St. Mary’s leaders announce plan to keep the St. Louis boys’ high school open
St. Mary’s High School will live to see another day.
School leaders announced Thursday a plan to keep the doors open for at least three years, an effort set in motion when the Archdiocese of St. Louis announced in September it would close the Dutchtown boys’ academy at the end of the current school year.
The school will become an independent nonprofit entity under the canonical sponsorship of the Marianist Province of the United States, beginning July 1. Its new name will be St. Mary’s Southside Catholic High School.
“God wants St. Mary’s to make it,” St. Mary’s President Mike England told a group of supporters and alumni in the school’s gymnasium.
Southside Education Collaborative, a newly formed nonprofit organization, will take responsibility for the school’s finances. It has raised $3.3 million from five private donors for the school’s immediate needs and will soon launch a public fundraising campaign in hopes of raising a total of $10 million. The funds would carry the school through an initial five-year plan.
The collaborative signed a three-year lease with the Archdiocese of St. Louis to continue using the school buildings and property.
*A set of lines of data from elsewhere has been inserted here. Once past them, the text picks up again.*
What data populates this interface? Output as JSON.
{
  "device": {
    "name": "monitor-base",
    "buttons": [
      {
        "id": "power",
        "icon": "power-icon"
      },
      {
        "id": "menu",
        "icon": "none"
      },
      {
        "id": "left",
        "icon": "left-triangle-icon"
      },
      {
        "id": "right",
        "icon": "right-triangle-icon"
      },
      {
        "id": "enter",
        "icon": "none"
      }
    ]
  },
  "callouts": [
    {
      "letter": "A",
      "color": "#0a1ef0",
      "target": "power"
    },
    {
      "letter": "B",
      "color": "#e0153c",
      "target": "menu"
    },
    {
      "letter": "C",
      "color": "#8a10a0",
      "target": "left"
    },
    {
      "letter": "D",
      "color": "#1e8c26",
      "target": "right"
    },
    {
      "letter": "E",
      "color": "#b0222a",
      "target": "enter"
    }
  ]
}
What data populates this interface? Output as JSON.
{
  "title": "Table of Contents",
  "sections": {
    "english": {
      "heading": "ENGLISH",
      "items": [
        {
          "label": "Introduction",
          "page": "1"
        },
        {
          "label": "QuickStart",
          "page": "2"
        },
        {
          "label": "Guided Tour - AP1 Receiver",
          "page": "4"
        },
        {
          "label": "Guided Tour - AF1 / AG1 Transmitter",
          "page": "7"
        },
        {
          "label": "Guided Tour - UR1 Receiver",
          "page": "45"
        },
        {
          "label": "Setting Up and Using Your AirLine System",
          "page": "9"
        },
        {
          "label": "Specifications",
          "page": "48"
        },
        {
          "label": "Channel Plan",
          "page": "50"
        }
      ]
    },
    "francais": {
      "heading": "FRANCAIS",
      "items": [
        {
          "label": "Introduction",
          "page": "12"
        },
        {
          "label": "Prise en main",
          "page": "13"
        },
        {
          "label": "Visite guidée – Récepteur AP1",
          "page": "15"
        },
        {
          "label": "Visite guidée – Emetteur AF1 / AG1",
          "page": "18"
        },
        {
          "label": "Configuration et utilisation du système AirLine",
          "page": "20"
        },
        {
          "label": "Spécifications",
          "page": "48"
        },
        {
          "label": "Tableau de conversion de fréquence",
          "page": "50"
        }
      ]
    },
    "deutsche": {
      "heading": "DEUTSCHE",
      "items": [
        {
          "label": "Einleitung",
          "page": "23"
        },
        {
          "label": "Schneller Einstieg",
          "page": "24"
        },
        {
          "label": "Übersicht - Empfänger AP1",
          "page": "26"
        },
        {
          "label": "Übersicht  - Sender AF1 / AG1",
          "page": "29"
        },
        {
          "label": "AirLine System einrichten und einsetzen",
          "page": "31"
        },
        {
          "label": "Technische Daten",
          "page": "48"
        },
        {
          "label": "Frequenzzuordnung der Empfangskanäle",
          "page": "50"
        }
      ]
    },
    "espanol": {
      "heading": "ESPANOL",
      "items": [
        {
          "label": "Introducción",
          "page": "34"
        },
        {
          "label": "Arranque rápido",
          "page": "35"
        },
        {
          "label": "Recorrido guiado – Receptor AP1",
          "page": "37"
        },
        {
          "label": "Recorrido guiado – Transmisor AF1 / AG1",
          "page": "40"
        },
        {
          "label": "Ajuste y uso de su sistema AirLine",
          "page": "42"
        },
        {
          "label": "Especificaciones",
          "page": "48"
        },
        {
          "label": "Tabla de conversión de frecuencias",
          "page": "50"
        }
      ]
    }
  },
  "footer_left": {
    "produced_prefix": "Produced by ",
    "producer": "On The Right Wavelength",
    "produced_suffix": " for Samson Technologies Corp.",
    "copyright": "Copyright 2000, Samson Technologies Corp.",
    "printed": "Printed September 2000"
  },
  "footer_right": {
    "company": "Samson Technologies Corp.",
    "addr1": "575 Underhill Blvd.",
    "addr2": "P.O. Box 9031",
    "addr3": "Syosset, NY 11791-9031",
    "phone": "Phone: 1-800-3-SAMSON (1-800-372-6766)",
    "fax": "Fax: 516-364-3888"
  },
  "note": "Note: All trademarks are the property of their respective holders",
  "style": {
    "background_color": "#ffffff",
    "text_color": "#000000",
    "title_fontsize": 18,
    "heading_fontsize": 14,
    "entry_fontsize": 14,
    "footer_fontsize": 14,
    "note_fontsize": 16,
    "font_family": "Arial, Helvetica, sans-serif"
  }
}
Archdiocese officials said in a statement that they are pleased the school has a new sponsor that will allow it to be an independent Catholic school.
By continuing as an independently operated school with an official religious affiliation, St. Mary’s will adopt a model similar to that of Chaminade College Preparatory School and St. John Vianney High School.
“I'm here because not only what St. Mary's means for me now and what has meant for me for my whole life, but what it means for today's youth in the city of St. Louis and the Dutchtown neighborhood,” said former St. Louis Mayor Francis Slay, an alumnus of the school. “Our students need St. Mary's. This neighborhood needs St. Mary's. St. Louis needs St. Mary's.”
St. Mary’s and Rosati-Kain high schools were the first selected for closure by the archdiocese as part of its plan to consolidate schools and parishes, known as All Things New. Supporters of Rosati-Kain have also formed a nonprofit organization and are seeking a way to keep the school open.
Advocates for St. Mary’s have noted that it has a sizable population of Black students and serves many students who receive financial aid. The archdiocese closed Trinity High School in Spanish Lake, a majority-Black school, in 2021.
Archbishop Mitchell T. Rozanski cited declining enrollment when he announced the impending closures. Fewer than 300 students are now enrolled at St. Mary’s, which has the capacity to serve more than 1,000 young people on its 27-acre campus.
The school has 40 students signed up to join the freshman class next year, England said. Uncertainty about the school’s future has contributed to the decrease in enrollment, he added.
The archdiocese plans to announce consolidation of some parishes in spring 2023 and identify additional schools to close before the 2024-25 school year.